Left grabs power in Gibraltar vote: results
A new left-leaning government won power in the contested British territory of Gibraltar where voters ousted the right after 15 years' rule, election results showed on Friday.
The vote swept to power 39-year-old barrister Fabian Picardo, who has vowed that Gibraltar's sovereignty is not up for negotiation with Spain, in defiance of incoming Spanish prime minister Mariano Rajoy.
The results showed Picardo narrowly won Thursday's election to become chief minister of the territory, an enclave of 30,000 people distinguished by low taxes and its strategic spot at the western neck of the Mediterranean.
His Socialist-Liberal alliance won 49 percent of the vote to 47 percent for the governing Social Democrats, returning officer Melvin Farrell announced. This gave Picardo's bloc 10 of the 17 seats in Gibraltar's parliament.
"We will be a government for the whole of Gibraltar. A new dawn has broken," Picardo said in a victory speech.
Under the defeated centre-right leader Peter Caruana since 1996, Gibraltar has improved its relations with Spain and its economy has grown. He oversaw an end to tax-free offshore status for companies based in Gibraltar.
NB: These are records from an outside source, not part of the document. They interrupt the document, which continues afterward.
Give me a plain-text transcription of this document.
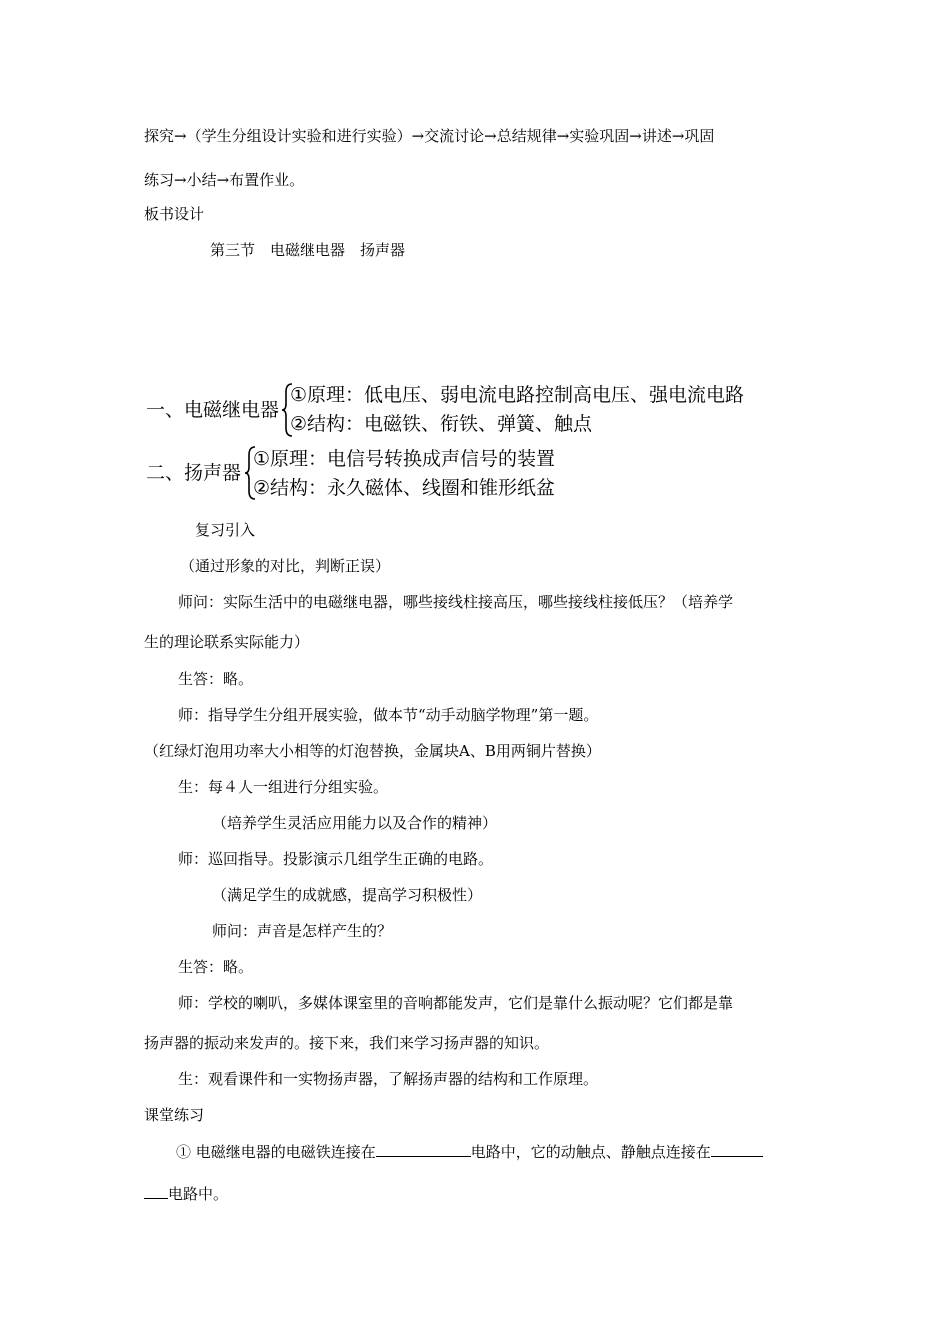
探究→（学生分组设计实验和进行实验）→交流讨论→总结规律→实验巩固→讲述→巩固
练习→小结→布置作业。
板书设计
第三节　电磁继电器　扬声器
一、电磁继电器
①原理：低电压、弱电流电路控制高电压、强电流电路
②结构：电磁铁、衔铁、弹簧、触点
二、扬声器
①原理：电信号转换成声信号的装置
②结构：永久磁体、线圈和锥形纸盆
复习引入
（通过形象的对比，判断正误）
师问：实际生活中的电磁继电器，哪些接线柱接高压，哪些接线柱接低压？（培养学
生的理论联系实际能力）
生答：略。
师：指导学生分组开展实验，做本节“动手动脑学物理”第一题。
（红绿灯泡用功率大小相等的灯泡替换，金属块A、B用两铜片替换）
生：每４人一组进行分组实验。
（培养学生灵活应用能力以及合作的精神）
师：巡回指导。投影演示几组学生正确的电路。
（满足学生的成就感，提高学习积极性）
师问：声音是怎样产生的？
生答：略。
师：学校的喇叭，多媒体课室里的音响都能发声，它们是靠什么振动呢？它们都是靠
扬声器的振动来发声的。接下来，我们来学习扬声器的知识。
生：观看课件和一实物扬声器，了解扬声器的结构和工作原理。
课堂练习
① 电磁继电器的电磁铁连接在	电路中，它的动触点、静触点连接在
电路中。
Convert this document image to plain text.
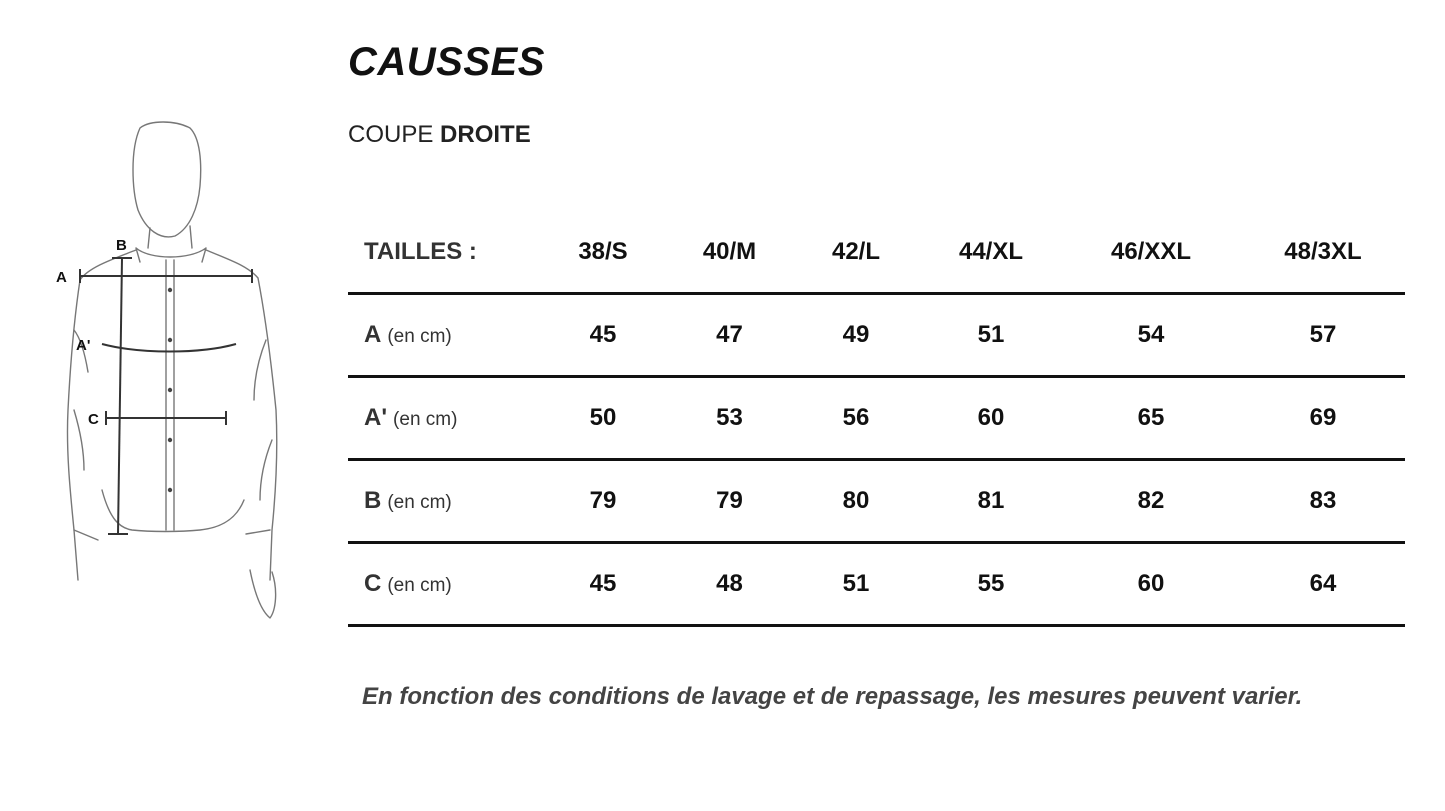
A
B
A'
C
CAUSSES

COUPE DROITE

TAILLES :	38/S	40/M	42/L	44/XL	46/XXL	48/3XL
A (en cm)	45	47	49	51	54	57
A' (en cm)	50	53	56	60	65	69
B (en cm)	79	79	80	81	82	83
C (en cm)	45	48	51	55	60	64

En fonction des conditions de lavage et de repassage, les mesures peuvent varier.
Spain ceded Gibraltar to Britain in 1713 under the Treaty of Utrecht but has long argued that it should be returned to Spanish sovereignty. Britain refuses to renounce sovereignty against the wishes of Gibraltarians.
Britain remains responsible for defence and foreign affairs, but Gibraltar, with its British pubs and red telephone boxes nestled under an imposing cliffside known as the Rock, is now essentially self-governing.
Rajoy, due to take power on December 21 after winning Spain's general election, has said he favours denying Gibraltar the right to vote on its future, and that Spain and Britain alone should decide.
Picardo said before the election: "The policy of a Gibraltar Socialist Labour Party/Liberal Party government is that the sovereignty of Gibraltar is not a matter for discussion or negotiation with Spain."